第15章 彼ら
「はぁ…はぁ…データがあるだのねぇだの、まどろっこしいんだよ。んなもん!全部蹴散らして跳んでやらぁ!」
「2連続!」
「うおおっ!のってきた火神!」
「いけるぞぉ!」
『いいぞいいぞ火神!いいぞいいぞ火神!』
「監督…!」
「!…うそっ!緊急事態だわ!」
監督も気づいたみたいだった。
「小金井君、至急、アップよろしく。」
「うおっ…。」
ビーッ!
「誠凛、メンバーチェンジです。」
「火神、交代。」
「は…っ…!?ちょっ…なんで俺なんだよ…!ですか…!これからって時に…!」
「いいから戻れってば。

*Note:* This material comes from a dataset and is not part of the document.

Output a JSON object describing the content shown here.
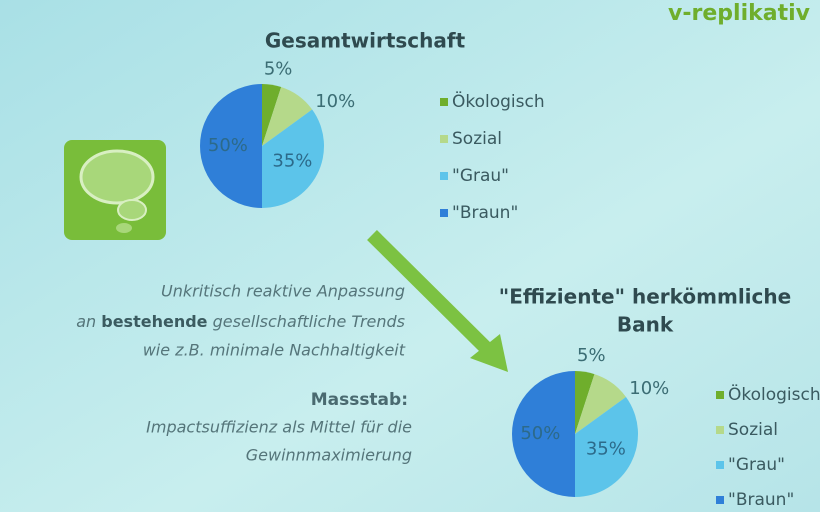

監督気づいてるぞ。」
小金井が火神の肩を軽く叩いた。
「アイツ交代?ありえねぇだろ。」
「何考えてんだ誠凛。」
「やっぱちゃんと監督いねぇとかはダメだなぁ。」
ざわざわと声が大きくなる。
ベンチに戻ってきた火神にすぐ話しかけた監督。
「痛めた足、完治してないわね。」
『!…』
「っ…大丈夫…ッスよ…!まだ、全然…!」
「病院でも異常なしだったし、別に出るなとは言わないわ。とにかく、テーピングするわよ。バッシュ脱いで。」
「っ…。」
「…大我君。」
「…んだよ…。」
明らかにイラついていた。
「…青峰君来た時に足ガクガクで、戦えなくなってもいいなら、今、出てくれば?」
「!…」
「自分でもわかってるんでしょ?今、自分やばいって。」
「…っ…!」
「はい、わかったらテーピングするから、足出して。」
そう言うと、おとなしく足を出した。